Emporia State Installs Sleeping Pods so Students Can Nap
EMPORIA, Kan. (AP) — Exhausted Emporia State students who are currently sleeping on chairs and tables across campus will have a chance to stretch out in private, secure sleeping pods. The university has installed one sleeping pod in the library and plans to install another next month at Memorial Union. The pods are 43.5 square feet, slightly wider than a twin bed, with a nightstand and a charging station. Curtains and window blinds provide privacy, The Kansas City Star reported. "We know that our students, on any campus really, are already napping," said university spokeswoman Gwen Larson. "You can walk through a campus and see students with their head down on a table or curled up in a comfy chair taking a nap. These sleep pods just give them a safe place to get a really good snooze." The pods are designed by San Diego-based HOHM for students, faculty and staff. The company provided the sleeping pods at no cost to the university. Students hired by the company will be stationed near the pods to check people in and out and ensure only one person is using a pod at a time. They also clean rooms and change sheets after each use, Larson said.
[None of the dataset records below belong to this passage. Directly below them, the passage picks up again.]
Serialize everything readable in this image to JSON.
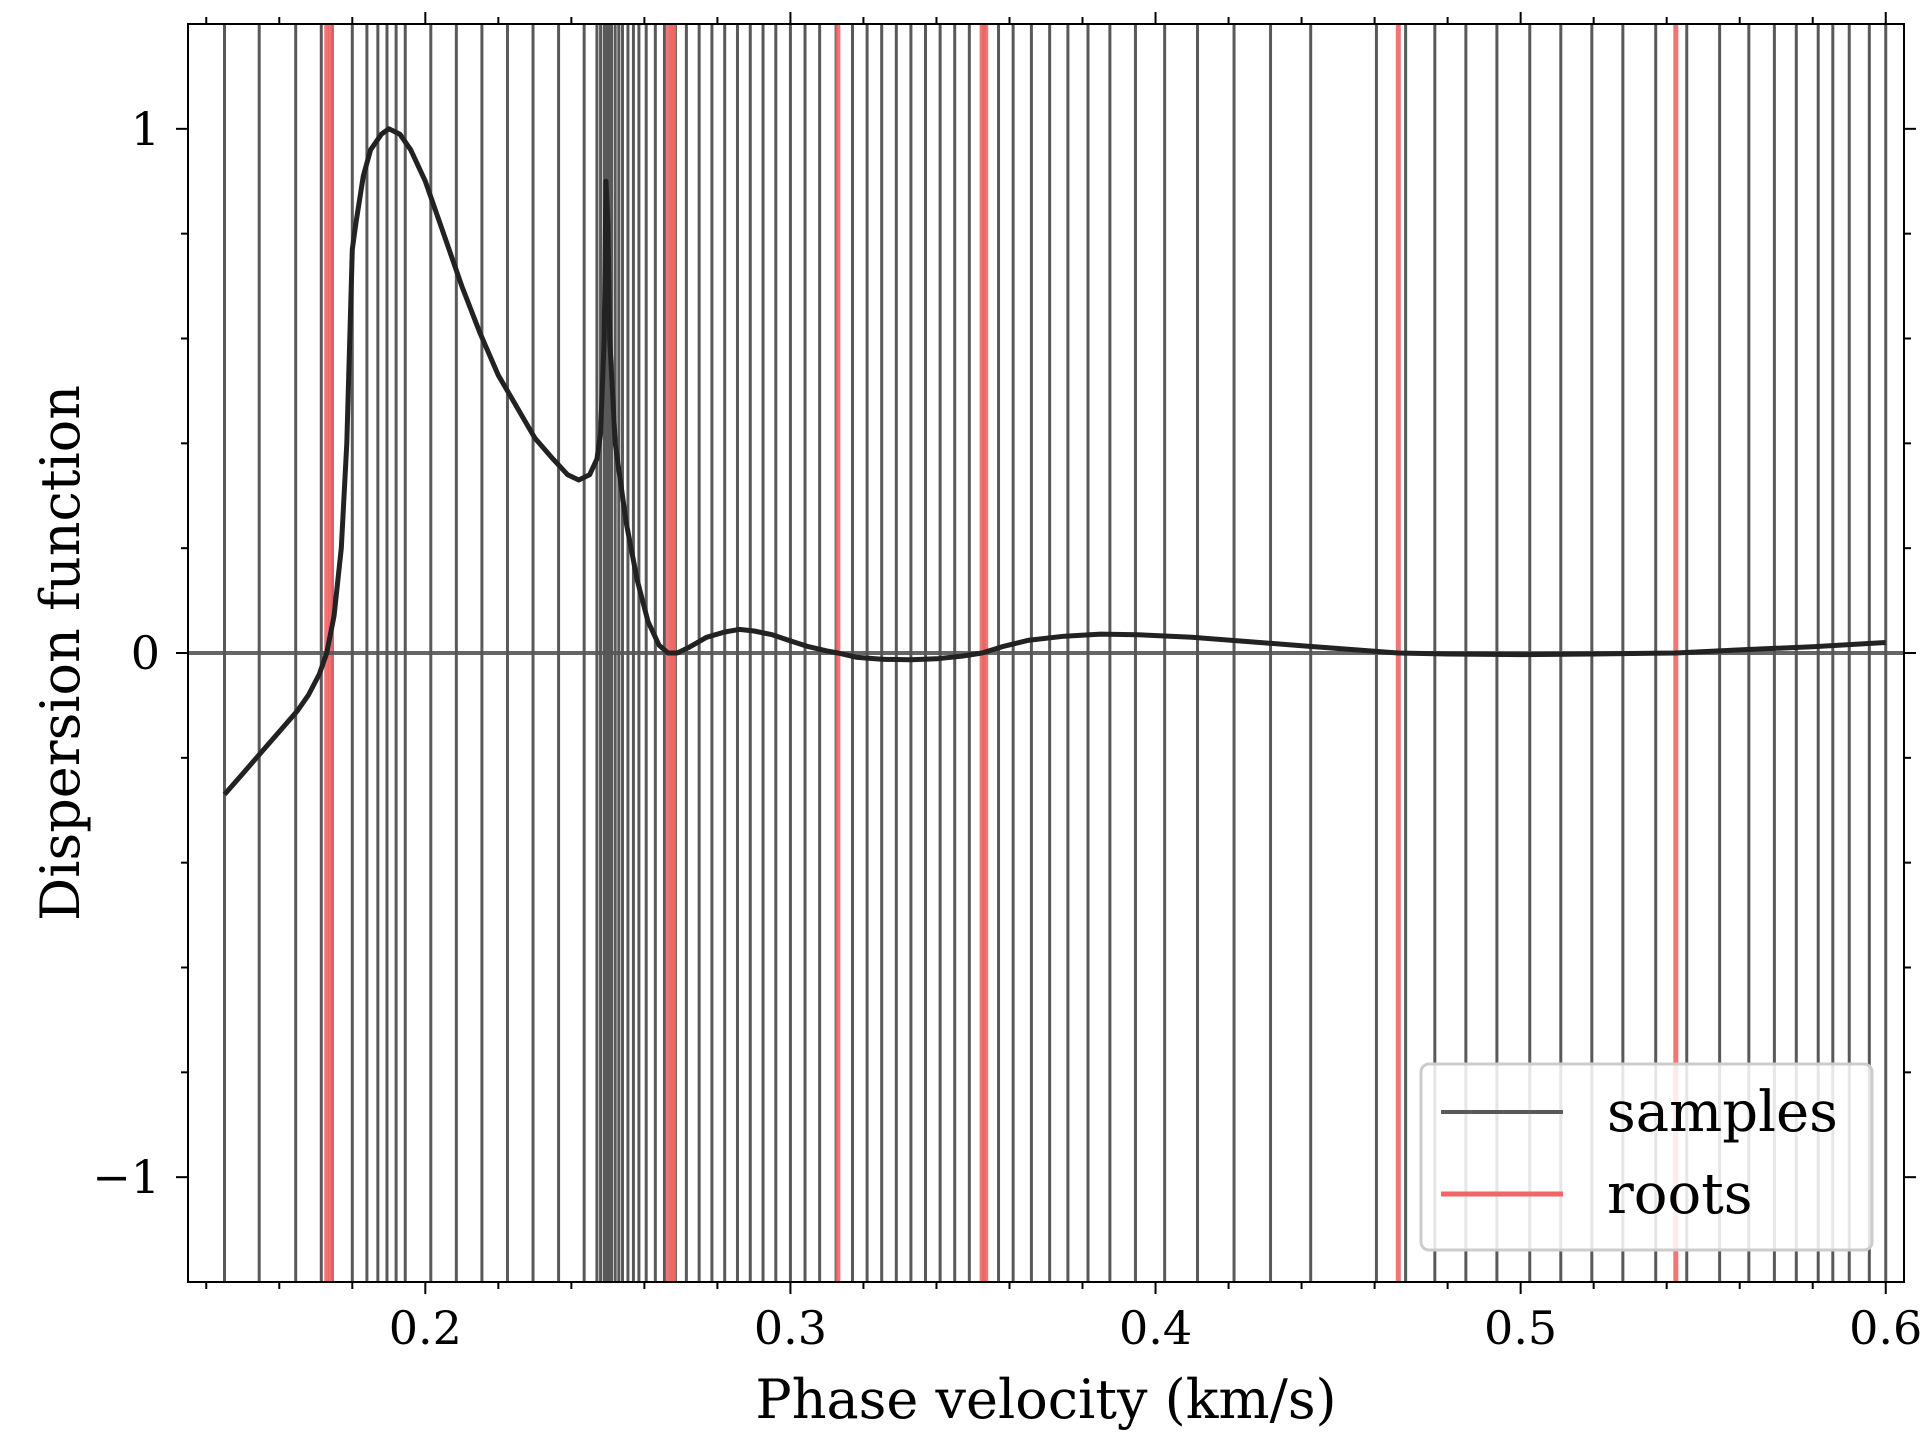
{
  "chart_data": {
    "type": "line",
    "xlabel": "Phase velocity (km/s)",
    "ylabel": "Dispersion function",
    "xlim": [
      0.135,
      0.605
    ],
    "ylim": [
      -1.2,
      1.2
    ],
    "x_ticks": [
      0.2,
      0.3,
      0.4,
      0.5,
      0.6
    ],
    "x_tick_labels": [
      "0.2",
      "0.3",
      "0.4",
      "0.5",
      "0.6"
    ],
    "y_ticks": [
      -1,
      0,
      1
    ],
    "y_tick_labels": [
      "−1",
      "0",
      "1"
    ],
    "x_minor_step": 0.02,
    "y_minor_step": 0.2,
    "grid": false,
    "zero_line": 0,
    "legend_position": "lower-right",
    "colors": {
      "samples": "#595959",
      "roots": "#ee6666",
      "curve": "#222222",
      "zero_line": "#555555"
    },
    "series": [
      {
        "name": "samples",
        "type": "vlines",
        "x": [
          0.145,
          0.1545,
          0.1645,
          0.1715,
          0.1745,
          0.18,
          0.184,
          0.187,
          0.1895,
          0.192,
          0.1945,
          0.2015,
          0.2085,
          0.2155,
          0.2225,
          0.2295,
          0.2365,
          0.2435,
          0.247,
          0.248,
          0.249,
          0.2495,
          0.25,
          0.2505,
          0.251,
          0.252,
          0.253,
          0.254,
          0.2555,
          0.257,
          0.2585,
          0.2605,
          0.263,
          0.2655,
          0.2685,
          0.2715,
          0.275,
          0.2785,
          0.282,
          0.2855,
          0.289,
          0.2925,
          0.296,
          0.3,
          0.304,
          0.308,
          0.3125,
          0.317,
          0.321,
          0.325,
          0.329,
          0.333,
          0.337,
          0.341,
          0.345,
          0.349,
          0.353,
          0.357,
          0.361,
          0.366,
          0.371,
          0.376,
          0.3815,
          0.3875,
          0.3945,
          0.4025,
          0.4115,
          0.4215,
          0.4315,
          0.4425,
          0.4605,
          0.4685,
          0.4765,
          0.485,
          0.4935,
          0.5025,
          0.511,
          0.5195,
          0.528,
          0.537,
          0.5455,
          0.5545,
          0.5625,
          0.5695,
          0.5755,
          0.5815,
          0.5855,
          0.59,
          0.5955,
          0.6
        ]
      },
      {
        "name": "roots",
        "type": "vlines",
        "x": [
          0.173,
          0.174,
          0.2665,
          0.2675,
          0.268,
          0.313,
          0.3525,
          0.3535,
          0.4665,
          0.5425
        ]
      },
      {
        "name": "dispersion",
        "type": "line",
        "points": [
          [
            0.145,
            -0.27
          ],
          [
            0.15,
            -0.23
          ],
          [
            0.155,
            -0.19
          ],
          [
            0.16,
            -0.15
          ],
          [
            0.165,
            -0.11
          ],
          [
            0.168,
            -0.08
          ],
          [
            0.171,
            -0.04
          ],
          [
            0.173,
            0.0
          ],
          [
            0.175,
            0.07
          ],
          [
            0.177,
            0.2
          ],
          [
            0.1785,
            0.4
          ],
          [
            0.18,
            0.77
          ],
          [
            0.181,
            0.82
          ],
          [
            0.183,
            0.91
          ],
          [
            0.185,
            0.96
          ],
          [
            0.188,
            0.99
          ],
          [
            0.19,
            1.0
          ],
          [
            0.193,
            0.99
          ],
          [
            0.196,
            0.96
          ],
          [
            0.2,
            0.9
          ],
          [
            0.205,
            0.8
          ],
          [
            0.21,
            0.7
          ],
          [
            0.215,
            0.61
          ],
          [
            0.22,
            0.53
          ],
          [
            0.225,
            0.47
          ],
          [
            0.23,
            0.41
          ],
          [
            0.235,
            0.37
          ],
          [
            0.239,
            0.34
          ],
          [
            0.242,
            0.33
          ],
          [
            0.245,
            0.34
          ],
          [
            0.247,
            0.37
          ],
          [
            0.248,
            0.42
          ],
          [
            0.249,
            0.6
          ],
          [
            0.2495,
            0.9
          ],
          [
            0.25,
            0.82
          ],
          [
            0.2505,
            0.6
          ],
          [
            0.252,
            0.4
          ],
          [
            0.255,
            0.25
          ],
          [
            0.258,
            0.14
          ],
          [
            0.261,
            0.06
          ],
          [
            0.264,
            0.015
          ],
          [
            0.2665,
            0.0
          ],
          [
            0.269,
            0.0
          ],
          [
            0.272,
            0.01
          ],
          [
            0.277,
            0.03
          ],
          [
            0.282,
            0.04
          ],
          [
            0.286,
            0.045
          ],
          [
            0.29,
            0.042
          ],
          [
            0.295,
            0.035
          ],
          [
            0.3,
            0.023
          ],
          [
            0.305,
            0.012
          ],
          [
            0.31,
            0.004
          ],
          [
            0.313,
            0.0
          ],
          [
            0.318,
            -0.008
          ],
          [
            0.325,
            -0.012
          ],
          [
            0.333,
            -0.013
          ],
          [
            0.34,
            -0.011
          ],
          [
            0.347,
            -0.006
          ],
          [
            0.3525,
            0.0
          ],
          [
            0.358,
            0.012
          ],
          [
            0.365,
            0.024
          ],
          [
            0.375,
            0.032
          ],
          [
            0.385,
            0.036
          ],
          [
            0.395,
            0.035
          ],
          [
            0.41,
            0.03
          ],
          [
            0.425,
            0.022
          ],
          [
            0.44,
            0.014
          ],
          [
            0.455,
            0.006
          ],
          [
            0.4665,
            0.0
          ],
          [
            0.48,
            -0.002
          ],
          [
            0.5,
            -0.003
          ],
          [
            0.52,
            -0.002
          ],
          [
            0.5425,
            0.0
          ],
          [
            0.56,
            0.006
          ],
          [
            0.58,
            0.012
          ],
          [
            0.6,
            0.02
          ]
        ]
      }
    ]
  },
  "legend": {
    "items": [
      {
        "label": "samples",
        "color": "#595959"
      },
      {
        "label": "roots",
        "color": "#ee6666"
      }
    ]
  }
}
At least 50% of college students exhibit daytime sleepiness, according to Stanford University's Center for Undiagnosed Diseases. And the American Academy of Sleep Medicine says a lack of sleep can hurt a student's grades. "We know that good sleep plays a vital role in overall health and well-being," said Jim Williams, vice president of student affairs. "These sleeping pods can help our students reap the benefits of being rested." Other schools, including the University of Miami, Wesleyan University, Stanford University and Washington State University, have installed sleeping tubes, which look more like a lounging couch with a privacy hood. Emporia's sleeping pods offer more privacy.
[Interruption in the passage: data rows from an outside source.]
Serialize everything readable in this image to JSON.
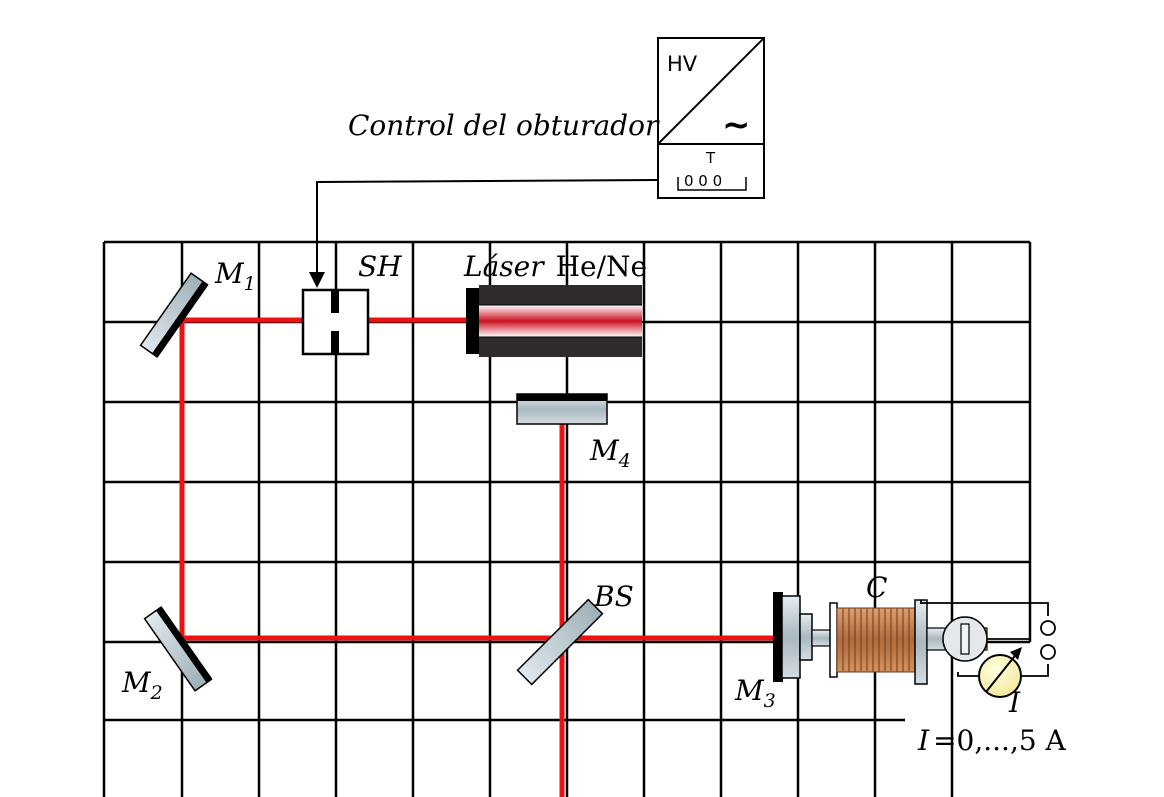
{
  "shutter_control_label": "Control del obturador",
  "power_supply": {
    "hv_label": "HV",
    "ac_symbol": "~",
    "timer_label": "T",
    "timer_digits": "0 0 0"
  },
  "components": {
    "shutter": "SH",
    "laser": {
      "italic": "Láser",
      "gas": "He/Ne"
    },
    "beam_splitter": "BS",
    "coil": "C",
    "current_meter": "I",
    "mirror_m1": {
      "letter": "M",
      "index": "1"
    },
    "mirror_m2": {
      "letter": "M",
      "index": "2"
    },
    "mirror_m3": {
      "letter": "M",
      "index": "3"
    },
    "mirror_m4": {
      "letter": "M",
      "index": "4"
    }
  },
  "current_range": {
    "symbol": "I",
    "value": "=0,...,5 A"
  },
  "colors": {
    "beam": "#ee1111",
    "grid": "#000000",
    "coil": "#b06a3c"
  }
}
Students can book time online for the pods on a first-come, first-served basis, with naps between 30 minutes and four hours. Pods are only available between 3 and 8 p.m. each day. Students can have two hours of free nap time a month, with additional time costing $10 an hour. "It's not like a vending machine that's available for use any time of the day or night," Larson said. So far, Larson said students aren't rushing to use the pods but Larson said that could change when students start pulling all-nighters while studying for midterm exams.
Kansas Officials Concerned About Drop in Young Hunters
TOPEKA, Kan. (AP) — Kansas officials are concerned about a possible drop in conservation funds as fewer young people take up hunting. Out-of-state hunters continue to flock to Kansas for its deer, elk and turkey. The total number of licenses and permits for out-of-state hunters more than doubled in the past two decades to more than 150,000. The Kansas News Service reports in-state licenses have declined about 14%. Hunters' fees and licenses bring in about 60% of Kansas' conservation dollars. The Department of Wildlife and Tourism last year hired 23-year-old Tanna Fanshier as its new hunting recruitment coordinator. She said to attract younger hunters, Kansas is moving away from emphasizing the long tradition of hunting in the state toward emphasizing how hunting helps conservation of wildlife and habitat.